Vor einigen Tagen erschien in der International New York Times ein kurzer Bericht darüber, dass sich E-Books auf dem europäischen Buchmarkt vor allem im Vergleich zu den Buchmärkten der USA und in Großbritannien nur in geringem Maße durchgesetzt haben. (Heyman, 2014) In Deutschland liegt der Marktanteil elektronischer Bücher ebenso wie in Italien derzeit laut Artikel bei unter vier Prozent. Interessant ist dabei, dass auch dort, wo eine nur zögerliche Etablierung des Mediums zu beobachten ist, doch von Land zu Land unterschiedliche Gründe vorliegen.

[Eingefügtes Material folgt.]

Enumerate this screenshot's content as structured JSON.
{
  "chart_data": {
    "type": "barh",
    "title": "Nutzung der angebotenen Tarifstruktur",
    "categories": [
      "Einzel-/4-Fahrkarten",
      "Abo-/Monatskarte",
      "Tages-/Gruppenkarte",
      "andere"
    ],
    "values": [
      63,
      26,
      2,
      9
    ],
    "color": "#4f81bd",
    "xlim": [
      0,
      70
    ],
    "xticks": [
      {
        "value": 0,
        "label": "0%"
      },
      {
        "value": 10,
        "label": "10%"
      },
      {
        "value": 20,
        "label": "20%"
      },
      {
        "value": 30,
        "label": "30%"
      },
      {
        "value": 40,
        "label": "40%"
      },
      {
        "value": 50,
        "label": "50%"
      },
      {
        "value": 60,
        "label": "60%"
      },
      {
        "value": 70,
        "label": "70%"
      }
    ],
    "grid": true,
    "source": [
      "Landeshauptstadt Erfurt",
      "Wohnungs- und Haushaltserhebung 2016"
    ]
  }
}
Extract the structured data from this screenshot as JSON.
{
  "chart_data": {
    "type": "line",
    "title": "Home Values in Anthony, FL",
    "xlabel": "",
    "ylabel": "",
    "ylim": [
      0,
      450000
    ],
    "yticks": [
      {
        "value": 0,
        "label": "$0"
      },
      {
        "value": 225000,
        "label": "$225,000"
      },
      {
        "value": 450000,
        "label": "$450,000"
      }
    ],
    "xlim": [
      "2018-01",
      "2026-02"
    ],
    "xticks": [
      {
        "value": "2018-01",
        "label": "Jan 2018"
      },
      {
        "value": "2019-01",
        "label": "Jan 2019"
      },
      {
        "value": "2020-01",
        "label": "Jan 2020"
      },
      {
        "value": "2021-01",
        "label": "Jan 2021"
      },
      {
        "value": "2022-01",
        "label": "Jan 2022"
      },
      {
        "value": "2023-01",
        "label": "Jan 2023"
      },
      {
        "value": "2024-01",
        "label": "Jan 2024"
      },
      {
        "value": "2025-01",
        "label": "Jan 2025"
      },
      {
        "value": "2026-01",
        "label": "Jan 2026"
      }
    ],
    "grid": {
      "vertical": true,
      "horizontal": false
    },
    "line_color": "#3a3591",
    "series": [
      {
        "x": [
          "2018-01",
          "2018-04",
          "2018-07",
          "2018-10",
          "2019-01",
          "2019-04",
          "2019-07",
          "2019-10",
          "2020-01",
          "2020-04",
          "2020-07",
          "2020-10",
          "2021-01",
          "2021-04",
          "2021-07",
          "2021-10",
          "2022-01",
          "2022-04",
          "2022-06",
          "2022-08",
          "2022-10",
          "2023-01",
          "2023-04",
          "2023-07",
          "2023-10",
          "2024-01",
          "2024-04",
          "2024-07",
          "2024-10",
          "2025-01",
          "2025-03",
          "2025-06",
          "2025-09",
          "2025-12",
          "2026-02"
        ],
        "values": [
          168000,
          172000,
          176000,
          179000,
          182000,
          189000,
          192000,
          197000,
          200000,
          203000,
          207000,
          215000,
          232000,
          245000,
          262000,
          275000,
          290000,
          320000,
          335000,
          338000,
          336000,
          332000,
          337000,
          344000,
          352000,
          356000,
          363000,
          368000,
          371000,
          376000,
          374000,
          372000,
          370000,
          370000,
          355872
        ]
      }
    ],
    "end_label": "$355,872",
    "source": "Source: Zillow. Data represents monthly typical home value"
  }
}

Der im Artikel zitierte Rüdiger Wischenbart erläutert, dass beispielsweise in Schweden eine sehr gute Versorgung mit E-Books seitens der öffentlichen Bibliotheken dazu führt, dass E-Books ausgeliehen und nicht gekauft werden. Für andere europäische Länder betont er als Ursache neben der Frage der Preisgestaltung die soziokulturelle Konnotation von Print:

“When you read a book, you define yourself as being part of a cultural elite, and that elite is very conservative,” he said. “They don’t want their high status to be undermined by some new gadget.” (Heyman, 2014)

Eine Anschlussthese, dass dieser Status fast zwangsläufig besonders intensiv unter Absolventen geisteswissenschaftlicher Studiengänge und damit unter den GeisteswissenschaftlerInnen verbreitet ist, dürfte sehr nahe liegen. Unterstützt wird dies von der oft außerordentlich hohen Qualität von Printausgaben zum Beispiel bei Kunstkatalogen, die, wie auch der Kunstwissenschaftler Horst Bredekamp vergangenen Donnerstag bei einer Podiumsdiskussion betonte, gerade durch digitale Gestaltungs- und Entwurfsverfahren möglich wird. Print entfaltet sich erstaunlicherweise direkt wegen der digitalen Technologien so vielgestaltig wie vielleicht niemals zuvor in der Druckgeschichte.